Yesterday I had the chance to bore the pants off my classmates about my marathon training. It was (for me) brilliant.
As part of the HNC course, we do a unit called Personal Development Planning. We each select five goals (academic, professional, or personal) and track our progress towards them. Theoretically it's a helpful skill to aquire, but it's impossible to make people achieve goals if they're not motivated towards them - which frankly is the main problem with the course. "You WILL achieve your goals, or else!" - it's not the best approach.
So anyway, part of the course was treating our classmates to a five minute presentation on the progress so far we'd made towards one of our goals. Looking at my goals and realising that there'd been a distinct lack of progress on four of them, I sighed deeply and opened PowerPoint to write about my marathon training.
My goal is to run this year's Edinburgh Marathon in a personal best of less than 4 hours. Cue a SWOT analysis of the goal, photos of last year's race and details of my training programme.
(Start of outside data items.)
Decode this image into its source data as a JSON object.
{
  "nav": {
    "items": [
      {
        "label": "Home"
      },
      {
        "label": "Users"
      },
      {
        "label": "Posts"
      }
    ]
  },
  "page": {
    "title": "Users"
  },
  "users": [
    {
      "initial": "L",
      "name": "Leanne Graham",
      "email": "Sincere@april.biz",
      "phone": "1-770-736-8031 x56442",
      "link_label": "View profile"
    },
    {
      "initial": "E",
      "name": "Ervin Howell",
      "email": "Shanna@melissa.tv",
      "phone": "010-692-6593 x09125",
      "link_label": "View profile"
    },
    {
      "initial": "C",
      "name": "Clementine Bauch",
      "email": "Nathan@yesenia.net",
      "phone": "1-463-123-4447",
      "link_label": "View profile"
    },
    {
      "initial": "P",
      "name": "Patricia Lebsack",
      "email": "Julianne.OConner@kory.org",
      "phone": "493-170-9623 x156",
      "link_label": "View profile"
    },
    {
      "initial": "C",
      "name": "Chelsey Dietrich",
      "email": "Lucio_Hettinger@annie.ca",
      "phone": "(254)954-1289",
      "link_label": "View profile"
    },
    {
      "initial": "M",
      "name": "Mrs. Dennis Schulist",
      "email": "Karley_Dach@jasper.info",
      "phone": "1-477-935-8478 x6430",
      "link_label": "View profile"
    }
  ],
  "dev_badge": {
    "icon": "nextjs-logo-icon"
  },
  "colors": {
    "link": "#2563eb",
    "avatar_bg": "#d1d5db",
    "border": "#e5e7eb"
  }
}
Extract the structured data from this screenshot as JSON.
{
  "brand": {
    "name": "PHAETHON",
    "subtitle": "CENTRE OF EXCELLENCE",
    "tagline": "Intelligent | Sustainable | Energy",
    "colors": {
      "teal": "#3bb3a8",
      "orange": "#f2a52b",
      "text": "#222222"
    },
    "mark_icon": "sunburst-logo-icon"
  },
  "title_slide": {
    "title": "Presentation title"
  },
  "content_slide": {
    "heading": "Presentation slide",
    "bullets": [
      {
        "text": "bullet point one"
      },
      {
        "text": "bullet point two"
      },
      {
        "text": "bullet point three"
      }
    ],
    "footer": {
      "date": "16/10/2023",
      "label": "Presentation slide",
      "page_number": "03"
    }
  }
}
The truth is that once I got going, I really enjoyed telling everyone how I was getting on. Perhaps all I really wanted was the chance to share how my training was going - I don't really have anyone to bore with the facts of my training, and these guys had to listen - or at least, they had to not fall asleep. I finished off by giving them a jelly baby each - after all their are the secret of my training success. Why was I surprised to get the bag back afterwards to find all the black and red ones gone?
(red and black ones still shown) |
It also gave me the chance to look at my statistics and realise that I'm making progress.
- My average speed for my easy runs has increased by 36 seconds per mile
- my average speed for my long runs has increased by 18 seconds per mile, and
- my 20 mile run time predicts a marathon finishing time 3 hours and 55 minutes.